「CSS pseudo class與pseudo element」相關筆記
原始問題
在共學群組中看到以下問題組,記錄一下閱讀 MDN 文件與 W3C 規格後的相關筆記 「pseudo-elements 是不是一個元素?」 「pseudo-elements 會出現在 DOM TREE 裡面嗎?」
回答
pseudo-elements 是不是一個元素?
- 不是,pseudo-elements 代表的是一個元素中的特定片段
- 將 pseudo-elements 作為 CSS 選取器使用時,它會選取某元素的指定部位,比如
::first-line
代表選取某元素的第一行部位
pseudo-elements 會出現在 DOM TREE 裡面嗎?
- 不會,W3C level 1 已明確指出 pseudo-elements 與 pseudo-class 不存在於 HTML 中(do not exist in the HTML source, insert by the UA)
- DOM TREE 是瀏覽器讀取 HTML 原始碼後根據其內容生成,而 HTML 原始碼中並沒有 pseudo-elements,故不會出現在 DOM TREE 中(參考Constructing the Object Model)
筆記
MDN
- A CSS pseudo-class is a keyword added to a selector that specifies a special state of the selected element(s).
- A CSS pseudo-element is a keyword added to a selector that lets you style a specific part of the selected element(s).
level 1
- Pseudo-classes and pseudo-elements can be used in CSS selectors, but do not exist in the HTML source. Rather, they are “inserted” by the UA under certain conditions to be used for addressing in style sheets.
- They are referred to as “classes” and “elements” since this is a convenient way of describing their behavior. More specifically, their behavior is defined by a fictional tag sequence.
level 4
Pseudo-classes
- Pseudo-classes are simple selectors that permit selection based on information that lies outside of the document tree or that can be awkward or impossible to express using the other simple selectors.
- They can also be dynamic, in the sense that an element can acquire or lose a pseudo-class while a user interacts with the document, without the document itself changing.
- Pseudo-classes do not appear in or modify the document source or document tree.
Pseudo-elements
- Pseudo-elements represent abstract elements of the document beyond those elements explicitly created by the document language.
- A pseudo-element represents an element not directly present in the document tree. They are used to create abstractions about the document tree beyond those provided by the document tree.
- For example, pseudo-elements can be used to select portions of the document that do not correspond to a document-language element (including such ranges as don’t align to element boundaries or fit within its tree structure); that represent content not in the document tree or in an alternate projection of the document tree; or that rely on information provided by styling, layout, user interaction, and other processes that are not reflected in the document tree.
Constructing the Object Model
Every time the browser processes HTML markup, it goes through all of the steps below: convert bytes to characters, identify tokens, convert tokens to nodes, and build the DOM tree.
- Conversion: The browser reads the raw bytes of HTML off the disk or network, and translates them to individual characters based on specified encoding of the file (for example, UTF-8).

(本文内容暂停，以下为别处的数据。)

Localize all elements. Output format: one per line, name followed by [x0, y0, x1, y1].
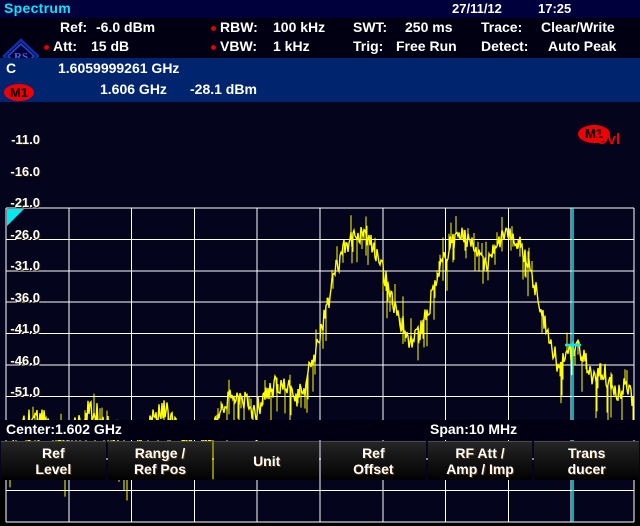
rbw-status-dot — [211, 26, 216, 31]
trig-value[interactable]: Free Run — [396, 38, 457, 54]
att-label: Att: — [53, 38, 78, 54]
softkey-line2: Ref Pos — [133, 461, 187, 477]
att-value[interactable]: 15 dB — [91, 38, 130, 54]
detect-value[interactable]: Auto Peak — [548, 38, 617, 54]
softkey-bar: Ref Level Range / Ref Pos Unit Ref Offse… — [0, 441, 640, 480]
softkey-unit[interactable]: Unit — [214, 441, 320, 480]
y-tick-label: -11.0 — [11, 132, 40, 147]
marker-info-bar: C 1.6059999261 GHz 1.606 GHz -28.1 dBm — [0, 58, 640, 102]
settings-panel: RS Ref: -6.0 dBm Att: 15 dB RBW: 100 kHz… — [0, 18, 640, 74]
vbw-label: VBW: — [220, 38, 258, 54]
att-status-dot — [44, 45, 49, 50]
date-display: 27/11/12 — [452, 1, 502, 16]
softkey-line2: Offset — [353, 461, 394, 477]
softkey-line1: Trans — [568, 445, 606, 461]
y-tick-label: -36.0 — [10, 290, 40, 305]
cursor-prefix-label: C — [6, 60, 17, 76]
softkey-range-ref-pos[interactable]: Range / Ref Pos — [107, 441, 213, 480]
spectrum-graph[interactable]: M1 Ovl — [0, 102, 640, 523]
reference-level-triangle-icon — [7, 209, 24, 226]
y-tick-label: -16.0 — [10, 164, 40, 179]
rbw-value[interactable]: 100 kHz — [273, 19, 326, 35]
swt-value[interactable]: 250 ms — [405, 19, 453, 35]
softkey-line1: Range / — [134, 445, 186, 461]
marker-m1-level[interactable]: -28.1 dBm — [190, 81, 257, 97]
softkey-rf-att-amp-imp[interactable]: RF Att / Amp / Imp — [427, 441, 533, 480]
marker-m1-badge[interactable]: M1 — [4, 84, 34, 101]
ref-value[interactable]: -6.0 dBm — [96, 19, 156, 35]
center-frequency-label[interactable]: Center:1.602 GHz — [6, 421, 122, 437]
y-tick-label: -21.0 — [10, 195, 40, 210]
time-display: 17:25 — [538, 1, 572, 16]
y-axis-labels: -11.0 -16.0 -21.0 -26.0 -31.0 -36.0 -41.… — [0, 102, 40, 424]
span-label[interactable]: Span:10 MHz — [430, 421, 518, 437]
overload-indicator: Ovl — [596, 131, 621, 148]
trace-label: Trace: — [481, 19, 523, 35]
softkey-line1: Ref — [42, 445, 65, 461]
y-tick-label: -26.0 — [10, 227, 40, 242]
softkey-ref-level[interactable]: Ref Level — [1, 441, 106, 480]
softkey-line2: ducer — [567, 461, 606, 477]
vbw-status-dot — [211, 45, 216, 50]
softkey-ref-offset[interactable]: Ref Offset — [321, 441, 426, 480]
marker-m1-graph-badge[interactable]: M1 — [578, 125, 610, 143]
trace-value[interactable]: Clear/Write — [541, 19, 615, 35]
cursor-frequency-value[interactable]: 1.6059999261 GHz — [58, 60, 180, 76]
y-tick-label: -51.0 — [10, 384, 40, 399]
vbw-value[interactable]: 1 kHz — [273, 38, 310, 54]
softkey-line1: Ref — [362, 445, 385, 461]
page-title: Spectrum — [4, 0, 71, 16]
graph-annotations: Center:1.602 GHz Span:10 MHz — [0, 420, 640, 440]
softkey-line2: Level — [35, 461, 72, 477]
y-tick-label: -46.0 — [10, 353, 40, 368]
softkey-transducer[interactable]: Trans ducer — [534, 441, 640, 480]
y-tick-label: -41.0 — [10, 321, 40, 336]
softkey-line1: RF Att / — [455, 445, 505, 461]
ref-label: Ref: — [60, 19, 88, 35]
softkey-line2: Amp / Imp — [446, 461, 514, 477]
marker-m1-frequency[interactable]: 1.606 GHz — [100, 81, 167, 97]
trig-label: Trig: — [353, 38, 384, 54]
title-bar: Spectrum 27/11/12 17:25 — [0, 0, 640, 18]
detect-label: Detect: — [481, 38, 529, 54]
y-tick-label: -31.0 — [10, 258, 40, 273]
softkey-line1: Unit — [253, 453, 281, 469]
swt-label: SWT: — [353, 19, 388, 35]
rbw-label: RBW: — [220, 19, 258, 35]
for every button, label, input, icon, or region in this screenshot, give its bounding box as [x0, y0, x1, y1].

- Tokenizing: The browser converts strings of characters into distinct tokens—as specified by the W3C HTML5 standard; for example,
<html>
,<body>
—and other strings within angle brackets. Each token has a special meaning and its own set of rules. - Lexing: The emitted tokens are converted into “objects,” which define their properties and rules.
- DOM construction: Finally, because the HTML markup defines relationships between different tags (some tags are contained within other tags) the created objects are linked in a tree data structure that also captures the parent-child relationships defined in the original markup: the HTML object is a parent of the body object, the body is a parent of the paragraph object, and so on.